L’éloquence rétrospective et de bon ton de M. de Flibust-Pélago avait eu le don d’emballer M. Lapaire qui y voyait une nouvelle preuve de la supériorité intellectuelle des vieilles races sur nos jeunes couches irrespectueuses et laïques. Il avait transcrit son admiration de la manière la plus sensible au chevalier en s’intéressant à un projet que celui-ci mûrissait et qui n’était rien moins qu’un camouflet à donner à tous les agents de change, coulissiers et marchands d’argent, si une première mise de fonds permettait à son inventeur de révolutionner le monde de la finance et de stupéfier la Bourse. M. Lapaire avait allégé la sienne de vingt-cinq mille francs. C’était suffisant, non seulement pour un début, mais pour la suite des opérations, à condition que les opérateurs fussent prudents. Malheureusement, M. de Flibust-Pélago ne le fut pas. Les premiers bénéfices de ses reports, de ses ventes et de ses achats à découvert le grisèrent vite. Il voulut jouir d’un gain qui n’existait que sur le papier et, brûlant ses vaisseaux pour couvrir des dettes semées un peu partout, exigea de son système plus qu’il ne pouvait donner. L’argent de M. Lapaire se trouva ainsi englouti. Des paroles aigres-douces s’échangèrent entre les deux associés. M. de Flibust-Pélago avait beau objecter : « En 1881, j’ai confié mon secret à M. Pierpon Morgan. Eh bien, monsieur, son coffre-fort s’en est enrichi, en trois mois, de plus de cent trois millions », M. Lapaire n’avait qu’une réponse : « Il faut vous trouver une nouvelle vache à lait. Vous m’avez bien monté le bourrichon, vous pouvez le monter à d’autres. En attendant je ne vous lâcherai pas jusqu’à ce que vous m’ayez restitué mes vingt-cinq mille balles. » Et, pour permettre aux jambes plus que septuagénaires du chevalier de se livrer au steeple du capital et de la commandite, il surveillait ses repas, lui versait des quinquinas généreux et, pour suppléer aux offices de ses dents disparues et ménager son estomac, lui avait offert un masticateur mécanique. M. de Flibust-Pélago, l’appareil en main, pouvait continuer ses discours et broyer sa viande simultanément. Toutefois il gémissait sur ses infirmités de vieillesse, ses dents absentes et son ventre en bateau. Sa maigreur lui faisait pitié à lui-même.

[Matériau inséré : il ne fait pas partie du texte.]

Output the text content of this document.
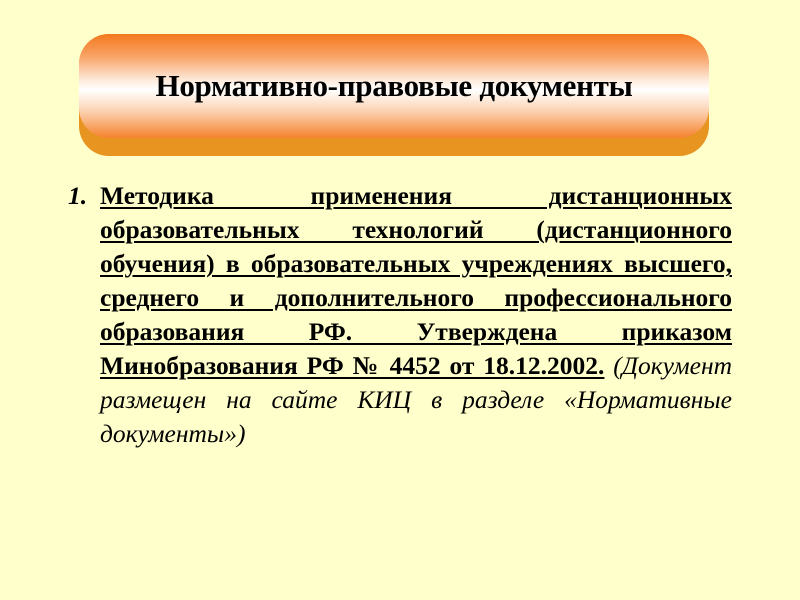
Нормативно-правовые документы
1. Методика применения дистанционных образовательных технологий (дистанционного обучения) в образовательных учреждениях высшего, среднего и дополнительного профессионального образования РФ. Утверждена приказом Минобразования РФ № 4452 от 18.12.2002. (Документ размещен на сайте КИЦ в разделе «Нормативные документы»)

— Eh ne geignez donc pas comme ça, — lui lançait M. Lapaire. — De quoi vous plaignez-vous ? De faire du rabiot ? Mais, mon cher, à votre âge nous serons tous morts.

M. de Flibust-Pélago accentuait le rictus de son masque décharné et, pour éviter à M. Lapaire de lui rappeler sa créance, minaudait à la cantonade :

— En vérité, il est drôle, il est très drôle !…

— Il me dégoûte ce vieux grigou qui bave dans sa barbe ! — avait déclaré Mlle Sophie Laquette, dite Échalote, lors de son premier repas chez Robinet.

Mais M. Plusch, qui était indulgent au gâtisme des autres, avait pris la défense du vieillard, au nom des droits de la caducité et de la supériorité des nobles, mêmes déchus, sur les « Victors » de la pègre et de la marée.

Échalote, à l’encontre de la plupart des femmes, savait clore son bec quand la conversation se gâtait à son détriment. Elle se tut donc, et chacun estima un silence qui autorisait une prudente circulation des chopines et des assiettes pleines.